On taking power, the Coalition made haste to make amends. Prime Minister Abbott set out the goal of concluding trade deals with the three big powers of Northeast Asia – China, Japan and South Korea – within 12 months. The government succeeded in sealing trade liberalisation deals with Japan and South Korea on time; in late 2014 it was still negotiating with China with a view to a new deadline of the November G20 summit in Brisbane.

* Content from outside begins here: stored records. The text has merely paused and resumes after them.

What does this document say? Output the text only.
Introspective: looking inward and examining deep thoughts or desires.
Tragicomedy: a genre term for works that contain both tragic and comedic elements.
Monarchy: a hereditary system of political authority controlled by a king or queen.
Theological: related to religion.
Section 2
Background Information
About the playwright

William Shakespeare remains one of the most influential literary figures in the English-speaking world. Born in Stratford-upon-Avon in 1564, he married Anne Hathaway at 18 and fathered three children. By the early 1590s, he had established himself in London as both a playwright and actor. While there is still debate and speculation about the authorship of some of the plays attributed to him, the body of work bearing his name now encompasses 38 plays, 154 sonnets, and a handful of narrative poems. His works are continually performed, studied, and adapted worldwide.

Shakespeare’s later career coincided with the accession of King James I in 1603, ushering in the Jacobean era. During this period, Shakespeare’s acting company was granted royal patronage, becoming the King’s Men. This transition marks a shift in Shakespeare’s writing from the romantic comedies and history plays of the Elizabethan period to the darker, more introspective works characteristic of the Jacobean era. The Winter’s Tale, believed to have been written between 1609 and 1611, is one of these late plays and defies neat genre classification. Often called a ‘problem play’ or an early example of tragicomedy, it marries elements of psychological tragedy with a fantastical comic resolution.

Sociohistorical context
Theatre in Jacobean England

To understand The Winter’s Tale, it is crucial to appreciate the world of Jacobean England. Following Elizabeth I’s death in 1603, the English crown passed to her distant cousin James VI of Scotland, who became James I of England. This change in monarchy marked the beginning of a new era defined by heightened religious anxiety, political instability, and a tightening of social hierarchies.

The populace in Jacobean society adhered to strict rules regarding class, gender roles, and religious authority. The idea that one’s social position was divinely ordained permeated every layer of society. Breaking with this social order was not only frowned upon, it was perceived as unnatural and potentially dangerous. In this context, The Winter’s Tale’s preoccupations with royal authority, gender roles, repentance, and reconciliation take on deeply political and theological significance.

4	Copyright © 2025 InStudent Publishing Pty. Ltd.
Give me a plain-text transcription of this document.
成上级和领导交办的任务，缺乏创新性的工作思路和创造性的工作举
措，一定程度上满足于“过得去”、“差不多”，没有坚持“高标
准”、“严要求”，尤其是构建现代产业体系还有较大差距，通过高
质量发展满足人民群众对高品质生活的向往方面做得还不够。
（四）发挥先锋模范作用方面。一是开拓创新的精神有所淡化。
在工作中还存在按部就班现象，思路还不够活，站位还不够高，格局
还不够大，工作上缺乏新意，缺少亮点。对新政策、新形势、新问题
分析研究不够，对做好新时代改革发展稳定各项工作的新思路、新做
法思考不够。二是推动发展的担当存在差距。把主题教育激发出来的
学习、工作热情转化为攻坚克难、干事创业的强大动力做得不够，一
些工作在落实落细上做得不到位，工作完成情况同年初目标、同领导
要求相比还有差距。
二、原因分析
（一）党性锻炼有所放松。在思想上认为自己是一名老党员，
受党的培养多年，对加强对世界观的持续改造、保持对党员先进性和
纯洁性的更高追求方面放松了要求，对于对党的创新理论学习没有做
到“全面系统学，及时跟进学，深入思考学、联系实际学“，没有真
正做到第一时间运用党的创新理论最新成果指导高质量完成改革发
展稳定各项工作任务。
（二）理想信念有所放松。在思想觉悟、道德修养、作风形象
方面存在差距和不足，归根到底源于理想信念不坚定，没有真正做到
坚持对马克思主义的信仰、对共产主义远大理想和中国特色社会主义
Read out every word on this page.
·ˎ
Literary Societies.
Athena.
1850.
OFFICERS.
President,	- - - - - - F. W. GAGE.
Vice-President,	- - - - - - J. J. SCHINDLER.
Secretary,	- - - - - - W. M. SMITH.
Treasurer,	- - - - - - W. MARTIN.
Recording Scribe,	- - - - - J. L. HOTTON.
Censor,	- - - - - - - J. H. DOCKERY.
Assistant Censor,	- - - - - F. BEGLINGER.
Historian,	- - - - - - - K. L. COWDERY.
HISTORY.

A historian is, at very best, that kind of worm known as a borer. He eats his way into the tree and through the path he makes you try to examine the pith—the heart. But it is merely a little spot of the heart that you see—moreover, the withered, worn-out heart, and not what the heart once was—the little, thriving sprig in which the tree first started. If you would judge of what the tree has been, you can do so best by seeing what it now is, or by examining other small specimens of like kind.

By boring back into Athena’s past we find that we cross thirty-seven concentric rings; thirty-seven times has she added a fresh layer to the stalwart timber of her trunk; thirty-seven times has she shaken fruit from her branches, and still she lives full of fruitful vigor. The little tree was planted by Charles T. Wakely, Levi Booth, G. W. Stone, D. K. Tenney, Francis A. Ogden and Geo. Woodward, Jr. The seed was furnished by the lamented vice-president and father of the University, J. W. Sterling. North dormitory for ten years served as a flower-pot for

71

It is past time for Australia to give up its provincial reflex. It marks us not as a mature participant in global affairs but as an adolescent country. I will argue here that we cannot continue to see foreign policy as the continuation of domestic politics by other means. I will argue that international policy matters deeply to Australia, especially considering the problems with which the planet confronts us. I will point to the times when Australian leaders have risen to the challenge and have helped to shape the world rather than passively waiting for the world to shape Australia. This is the choice and the challenge that Prime Minister Abbott faces today. As I will argue in the final chapter, there are signs that he is maturing from unpromising beginnings into the 'grown-up' leader he had promised the electorate. If he can truly outgrow the provincial reflex it may well be the making of him and a serious advance for our country.